Оставалось четыре дня. Мужа она решила предупредить в последний момент – свекровь, естественно, упрется, но тут уж как-нибудь. Оставалось два места, но о них Катька предпочитала не думать. Подруга Лида? – я здесь-то через два часа не знаю, о чем с ней говорить. Посмотрим. В крайнем случае схватим первых попавшихся. Она до такой степени была поглощена этим противоестественным отбором, что уже почти не думала о том, врет Игорь или нет, взлетит или не взлетит его лейка, – последний шанс есть последний шанс, и о нем лучше не задумываться. Недвижимость в Москве стремительно упала в цене, билеты за границу раскупили на полгода вперед, поезда брали штурмом, срок ультиматума истекал, а Шамиль ежедневно слал письма, нигде не публиковавшиеся, но вполне доступные в Сети: до гибели вавилонской блудницы осталось шесть… пять… четыре дня, и воинам великого джихада смешна самонадеянность беглецов: клеймо свое они уносят на себе.
Надо было ехать в Брянск. У Катьки не было надежды взять билет на поезд – с Киевского вокзала беспрерывно отходили автобусы: рейсовые отправляли междугородными маршрутами. Единственным городским транспортом остался троллейбус: метро закрылось во избежание массовой гибели пассажиров в час пик. Доехать до Брянска в автобусе киевского направления стоило порядка полутора тысяч – цена фантастическая, но и она росла с каждым днем. Мужу Катька ничего не объясняла.
– Переждите как-нибудь с Подушей. Я послезавтра вернусь совершенно точно. Бабушке надо помочь.
– Никуда ты не поедешь, – вяло сказал Сереженька.
– Сережа, я поеду. Я не знаю, как она там.
– Кать, сейчас не то время. Ты не можешь… ну что это такое, в конце концов! Мы должны думать, куда из города бежать…

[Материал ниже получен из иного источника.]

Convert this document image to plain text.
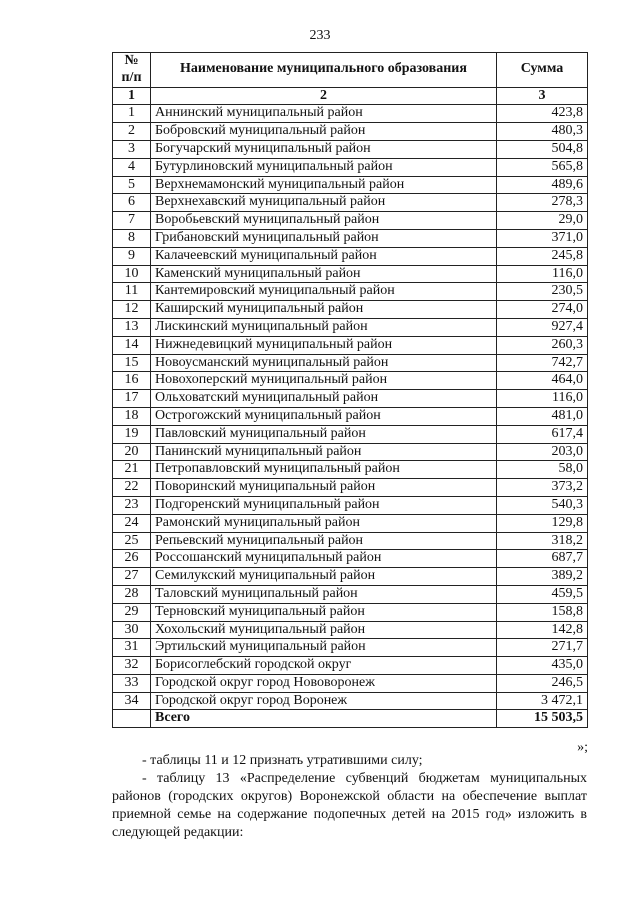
233
№ п/п	Наименование муниципального образования	Сумма
1	2	3
1	Аннинский муниципальный район	423,8
2	Бобровский муниципальный район	480,3
3	Богучарский муниципальный район	504,8
4	Бутурлиновский муниципальный район	565,8
5	Верхнемамонский муниципальный район	489,6
6	Верхнехавский муниципальный район	278,3
7	Воробьевский муниципальный район	29,0
8	Грибановский муниципальный район	371,0
9	Калачеевский муниципальный район	245,8
10	Каменский муниципальный район	116,0
11	Кантемировский муниципальный район	230,5
12	Каширский муниципальный район	274,0
13	Лискинский муниципальный район	927,4
14	Нижнедевицкий муниципальный район	260,3
15	Новоусманский муниципальный район	742,7
16	Новохоперский муниципальный район	464,0
17	Ольховатский муниципальный район	116,0
18	Острогожский муниципальный район	481,0
19	Павловский муниципальный район	617,4
20	Панинский муниципальный район	203,0
21	Петропавловский муниципальный район	58,0
22	Поворинский муниципальный район	373,2
23	Подгоренский муниципальный район	540,3
24	Рамонский муниципальный район	129,8
25	Репьевский муниципальный район	318,2
26	Россошанский муниципальный район	687,7
27	Семилукский муниципальный район	389,2
28	Таловский муниципальный район	459,5
29	Терновский муниципальный район	158,8
30	Хохольский муниципальный район	142,8
31	Эртильский муниципальный район	271,7
32	Борисоглебский городской округ	435,0
33	Городской округ город Нововоронеж	246,5
34	Городской округ город Воронеж	3 472,1
	Всего	15 503,5
»;
- таблицы 11 и 12 признать утратившими силу;
- таблицу 13 «Распределение субвенций бюджетам муниципальных районов (городских округов) Воронежской области на обеспечение выплат приемной семье на содержание подопечных детей на 2015 год» изложить в следующей редакции:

– Сережа, – сказала Катька абсолютно спокойно. Она умела с ним быть спокойной, всегда чувствуя свою силу на фоне его слабости. – Я тебе говорю совершенно точно: через пять дней мы все уедем отсюда.
– Кто нас увезет?
– Работа моя увезет. «Офис» принадлежит «Дельте», она увозит всех сотрудников с семьями. Здесь у меня твердая гарантия, можешь не сомневаться.
– А мать мою кто возьмет?
– И мать я возьму.
– И куда?
– Понятия не имею. Нам ничего не говорят. Я знаю только, что мы уедем. Пойми, я не могу бросить бабушку просто так. Она меня вырастила, я ее, может, не увижу больше никогда…
– И что мне думать, если тебя не будет послезавтра?

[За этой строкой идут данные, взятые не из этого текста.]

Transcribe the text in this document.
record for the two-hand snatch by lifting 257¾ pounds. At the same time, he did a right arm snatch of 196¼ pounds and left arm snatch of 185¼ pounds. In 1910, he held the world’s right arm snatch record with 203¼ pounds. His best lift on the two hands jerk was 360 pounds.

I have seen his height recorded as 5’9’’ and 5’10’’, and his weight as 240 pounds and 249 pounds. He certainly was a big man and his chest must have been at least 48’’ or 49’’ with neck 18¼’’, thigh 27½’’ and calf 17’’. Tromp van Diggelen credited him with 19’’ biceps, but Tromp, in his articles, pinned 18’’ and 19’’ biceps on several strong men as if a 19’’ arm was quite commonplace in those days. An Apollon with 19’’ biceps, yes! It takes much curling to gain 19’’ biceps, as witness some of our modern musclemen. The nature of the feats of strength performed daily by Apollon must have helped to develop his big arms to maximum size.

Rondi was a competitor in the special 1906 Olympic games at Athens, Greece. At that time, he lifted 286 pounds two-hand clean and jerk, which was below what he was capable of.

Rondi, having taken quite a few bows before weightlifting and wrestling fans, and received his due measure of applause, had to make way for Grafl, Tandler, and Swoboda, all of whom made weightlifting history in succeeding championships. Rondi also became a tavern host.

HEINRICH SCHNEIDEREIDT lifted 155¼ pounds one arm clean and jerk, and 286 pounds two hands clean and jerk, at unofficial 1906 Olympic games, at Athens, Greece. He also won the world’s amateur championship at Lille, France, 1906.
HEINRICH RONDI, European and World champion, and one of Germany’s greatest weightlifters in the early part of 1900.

– Я в любом случае буду все время звонить.
Надо было увидеться с Игорем – без этого она уже не могла, он один вселял в нее уверенность и надежду, да и надо же было рассказать ему насчет бабушки, чтобы хоть не сходил с ума, когда она уедет в Брянск. Мобильная связь работает все хуже, вдруг я оттуда не сумею с ним связаться… Игорь ждал ее возле ВДНХ. Выглядел он неважно, бледно, а главное – она никогда еще не видела его таким неуверенным.
– У тебя чего-нибудь не так?
– Нет, все так. Связи только давно не было, – сказал он, гладя Катьку по голове.
– Ну и что это может значить?
– Да все что угодно. Может, уже началась большая эвакуация, наши берут ваших, хлопоты, размещение… В Штатах – слыхала? Ждут, что воду отравят. В Чикаго вон отравили уже.
– Ваших там много?
– Да как везде. Я же всю сеть не знаю. Но что связи нет – это погано. Я все боюсь, что уругус…
– А с чего он вообще может быть, этот уругус? Что там у вас, в благополучном месте, могло случиться?
– Нет, у нас точно ничего не могло. Это как-то связано с нашей службой, с эвакуаторской… Ну не знаю я, Кать, честное слово. Меня просто тревожит, что почты давно нет. Я в некотором смысле вслепую работаю.
– И что ты сейчас должен делать?
– Ничего, обстановку изучать. Я донесения отправляю, а мне робот автоматически отписывает: ваше донесение принято, аккыртын.
– Что такое аккыртын?
– Форма служебной благодарности, типа спасибо за службу. Обычно хоть писали – обратите внимание на то и это. А теперь аккыртын, и будь здоров.
– Но мы летим? – тревожно спросила Катька. – Потому что иначе, сам понимаешь, мне и в Брянск незачем…
– А что ты собираешься делать в Брянске?
– Бабушку забирать.
– Ты уверена, что это нужно? Сколько ей лет?
– Семьдесят восемь, но она крепкая. Она выдержит, я тебя уверяю.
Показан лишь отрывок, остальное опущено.